Approvati anche tre ordini del giorno collegati all’assestamento del bilancio di previsione 2016/2018. Con il primo, proposto da Cifarelli (Pd - approvato con 14 voti favorevoli di Pd, Pp, Pdl-Fi, Udc, Gm, Psi e 1 astensione dell’M5s), si impegnano il presidente della Regione e la Giunta “a prevedere in occasione dell’approvazione della disciplina di applicazione del Fondo di coesione interna di cui all’art. 22 della legge regionale n. 10/2002 per le annualità 2017/2018 l’estensione del beneficio ai Comuni con popolazione fino a 3 mila abitanti”. Con il documento si chiede inoltre “di vincolare parte delle somme destinate ai piccoli Comuni al pagamento del corrispettivo per la convenzione tra gli stessi ed il sistema camerale per lo Sportello unico per le attività produttive”.
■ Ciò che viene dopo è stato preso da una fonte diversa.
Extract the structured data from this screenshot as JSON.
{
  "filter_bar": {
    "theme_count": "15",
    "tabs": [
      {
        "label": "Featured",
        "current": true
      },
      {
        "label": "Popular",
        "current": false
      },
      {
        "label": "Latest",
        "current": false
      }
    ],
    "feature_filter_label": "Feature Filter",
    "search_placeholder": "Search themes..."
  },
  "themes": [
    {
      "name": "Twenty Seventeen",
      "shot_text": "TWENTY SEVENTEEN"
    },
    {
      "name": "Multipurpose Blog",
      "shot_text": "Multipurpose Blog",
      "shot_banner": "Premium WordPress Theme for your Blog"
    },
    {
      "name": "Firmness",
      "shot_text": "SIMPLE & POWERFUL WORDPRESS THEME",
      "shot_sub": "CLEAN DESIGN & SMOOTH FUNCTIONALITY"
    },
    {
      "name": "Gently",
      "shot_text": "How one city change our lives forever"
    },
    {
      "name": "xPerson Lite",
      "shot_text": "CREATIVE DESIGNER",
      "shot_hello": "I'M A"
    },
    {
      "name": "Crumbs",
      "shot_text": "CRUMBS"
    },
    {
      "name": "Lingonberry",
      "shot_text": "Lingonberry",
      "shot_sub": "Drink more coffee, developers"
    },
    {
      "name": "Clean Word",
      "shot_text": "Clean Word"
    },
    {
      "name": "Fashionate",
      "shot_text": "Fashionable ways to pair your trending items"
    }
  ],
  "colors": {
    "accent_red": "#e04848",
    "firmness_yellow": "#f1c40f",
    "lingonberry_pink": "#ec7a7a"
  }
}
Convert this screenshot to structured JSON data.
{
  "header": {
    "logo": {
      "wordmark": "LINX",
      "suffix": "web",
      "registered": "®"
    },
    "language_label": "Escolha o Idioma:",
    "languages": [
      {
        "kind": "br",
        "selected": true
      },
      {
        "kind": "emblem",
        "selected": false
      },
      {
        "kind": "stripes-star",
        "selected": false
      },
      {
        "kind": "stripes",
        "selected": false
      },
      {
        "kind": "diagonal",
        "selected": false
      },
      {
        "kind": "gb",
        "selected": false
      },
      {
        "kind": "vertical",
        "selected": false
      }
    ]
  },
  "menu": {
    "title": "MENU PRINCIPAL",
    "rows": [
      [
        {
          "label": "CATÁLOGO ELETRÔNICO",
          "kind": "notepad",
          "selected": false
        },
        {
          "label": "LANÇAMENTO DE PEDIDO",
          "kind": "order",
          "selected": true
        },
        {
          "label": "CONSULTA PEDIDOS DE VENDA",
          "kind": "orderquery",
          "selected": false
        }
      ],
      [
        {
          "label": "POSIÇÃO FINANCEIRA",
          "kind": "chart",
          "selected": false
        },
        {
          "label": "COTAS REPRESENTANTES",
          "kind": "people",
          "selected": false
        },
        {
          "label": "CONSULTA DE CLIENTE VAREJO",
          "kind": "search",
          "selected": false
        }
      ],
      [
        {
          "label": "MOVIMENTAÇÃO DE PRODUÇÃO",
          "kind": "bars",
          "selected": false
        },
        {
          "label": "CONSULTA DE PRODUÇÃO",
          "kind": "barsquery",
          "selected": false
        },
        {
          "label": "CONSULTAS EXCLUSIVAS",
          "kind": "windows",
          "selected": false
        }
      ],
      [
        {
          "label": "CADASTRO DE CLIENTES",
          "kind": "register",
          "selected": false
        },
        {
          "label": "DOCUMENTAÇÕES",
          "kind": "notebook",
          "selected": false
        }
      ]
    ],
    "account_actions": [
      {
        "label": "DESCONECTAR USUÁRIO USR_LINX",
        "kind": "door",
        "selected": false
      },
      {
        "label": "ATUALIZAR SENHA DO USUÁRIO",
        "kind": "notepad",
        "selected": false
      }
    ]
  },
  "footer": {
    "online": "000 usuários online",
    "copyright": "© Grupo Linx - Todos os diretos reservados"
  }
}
Con il secondo, proposto da Lacorazza, Miranda Castelgrande, Spada, Giuzio, Polese (Pd), Bradascio (Pp), Romaniello e Pace (Gm), Napoli e Castelluccio (Pdl-Fi), integrato dall’assessore Braia (approvato con 14 voti favorevoli di Pd, Pp, Pdl-Fi, Udc, Gm, Psi e 1 astensione dell’M5s), si impegna la Giunta regionale “a favorire intese tra la società Acqua spa e i Consorzi di bonifica, società in house della regione Basilicata nonché con la Regione stessa al fine di avviare percorsi di collaborazione sinergica per la realizzazione delle rispettive finalità statutarie o comunque per la messa a disposizione del rispettivo know how, anche al fine di consentire ad Acqua spa di potenziare la sua funzionalità operativa attraverso l’implementazione delle attività attualmente svolte, affinché il costo del relativo personale resti collocato nel solco dell’equilibrio sinallagmatico che gli è proprio e non rischi di gravare sul bilancio regionale in termini di contributo”. Il documento prevede inoltre che “la fase transitoria utile alla ridefinizione del ruolo di Acqua spa avrà una durata congrua, rapportata anche ai tempi occorrenti per l’assestamento degli equilibri delineatisi in sede nazionale e, comunque, si concluderà entro e non oltre il 31/12/2017; per le attività relative ai precedenti punti Acqua spa dovrà avvalersi di tutto il personale vincitore di concorso; si dovranno verificare, in accordo con Acqua spa, percorsi di mobilità di personale; si dovrà verificare che la società Acqua spa possa essere inglobata per fusione ed incorporazione con mantenimento del ramo d’azienda presso Acquedotto lucano spa”. Prevista infine “la realizzazione di un data base con l’inserimento delle criticità territoriali segnalate da amministrazioni comunali, Autorità di bacino, Dipartimento Protezione civile, Ufficio geologico, Ufficio Ciclo dell’acqua; la creazione di una rete di monitoraggio delle opere realizzate con mano d’opera bracciantile in maniera tale da calibrare i successivi interventi manutentori nonché garantire la continuità esecutiva degli stessi ai fini della stabilità geomorfologica del versante individuato; la produzione documentale relativa alle fasi di rendicontazione dei progetti speciali in amministrazione diretta”.

Con il terzo ordine del giorno, proposto da Napoli (Pdl-Fi – approvato con 13 voti favorevoli di Pd, Pp, Pdl-Fi, Udc, Gm, Psi e 1 astensione dell’M5s) si impegna la Giunta regionale “a predisporre, in occasione della legge regionale di stabilità per il 2017 ovvero del pertinente collegato, disposizioni idonee a valorizzare, nel settore della sanità, le strutture private con l’obiettivo tanto di ridurre le liste di attesa quanto per contenere il fenomeno della migrazione sanitaria dei pazienti lucani”.